Verwachtenutshypothese

In de economie, speltheorie en besliskunde is de verwachtenutshypothese (expected utility hypothesis) een benadering om het verwachte economische nut van een beslissing te bepalen in het geval van onzekere uitkomsten. Het verwachte nut kan bepaald worden door te schatten wat de waarschijnlijkheid is van iedere mogelijke uitkomst, en hoe elk van deze uitkomsten gewaardeerd wordt. De waardering van iedere uitkomst is afhankelijk van:

  • de hoogte van de uitbetalingen (hetzij in geld, hetzij in andere goederen)
  • de mate waarin verschillende economische agenten (zoals kopers en verkopers) met dezelfde uitbetaling tevreden zullen zijn, afhankelijk van hun persoonlijke voorkeuren en bezittingen
  • risico-aversie
Op de horizontale as is de rijkdom uitgezet en op de verticale as het nut. AB is daarbij de aanvankelijke rijkdom. Bij toenemende rijkdom neemt het nut minder snel toe, volgens Bernoulli met een logaritmische functie[1]

De verwachtenutshypothese heeft toepassingen op het gebied van de economie, de speltheorie en de besliskunde.

De bovengenoemde criteria zijn nuttig gebleken om een aantal populaire keuzes te verklaren die in strijd lijken te zijn met het verwachtewaardecriterium (dat alleen de hoogte van de uitbetalingen en de waarschijnlijkheid van het voorkomen in beschouwing neemt), zoals die zich voordoen in de context van gokken en verzekeringen. Door verschillen in risico-aversie gaat de hypothese echter niet altijd op, waarop Daniel Kahneman en Amos Tversky in 1979 kwamen met de vooruitzichttheorie.[2]

Daniel Bernoulli nam in 1738 het initiatief voor de verwachtenutshypothese. Tot het midden van de twintigste eeuw was de standaardterm voor het verwachte nut morele verwachting (moral expectation). Dit staat in contrast met de wiskundige verwachting voor de verwachte waarde.[3]

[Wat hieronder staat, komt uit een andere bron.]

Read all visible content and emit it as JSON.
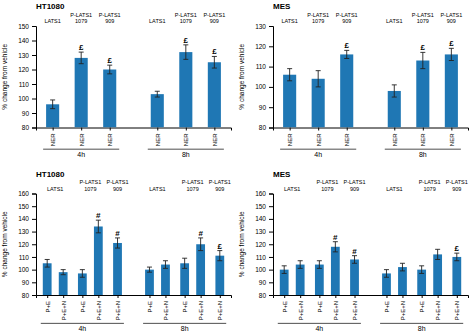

De Von Neumann-Morgenstern-nutsstelling voorziet in noodzakelijke en voldoende rationaliteit-axioma's waaronder de verwachtenutshypothese van toepassing is.[4]

Sint-Petersburgparadox

bewerken

Nadat het begrip wiskundige verwachting in de zeventiende eeuw ingang vond, werd aanvankelijk uitgegaan van risico-neutraliteit bij kansspelen, een populair onderwerp in de vroege kansrekening. Risico-neutraliteit betekent dat als de wiskundige verwachting bij twee opties gelijk is, deze als gelijkwaardig worden beschouwd. Dat heeft tot gevolg dat als de wiskundige verwachting van een kansspel oneindig groot is, elke mogelijke eindige inzet te verdedigen is, aangezien hierbij de grootste kans is op de grootst mogelijke winst. Dit is het geval in de Sint-Petersburgparadox waar van de speler op basis van risico-neutraliteit een maximale inzet wordt verwacht, maar waar vrijwel iedereen slechts bereid is tot een beperkte inzet. Bernoulli loste de paradox in 1738 op door te stellen dat kansen verschillend worden beoordeeld op basis van de morele verwachting of nut. De risico-afkerigheid is voor velen de aantrekkelijkere optie; de kans om oneindig veel te winnen weegt niet op tegen de kans het hele vermogen te verliezen. Hij kwam zo tot een vroege versie van de verwachtenutshypothese waarin de omstandigheden waarin iemand zich bevindt van invloed zijn op de inzet van de speler.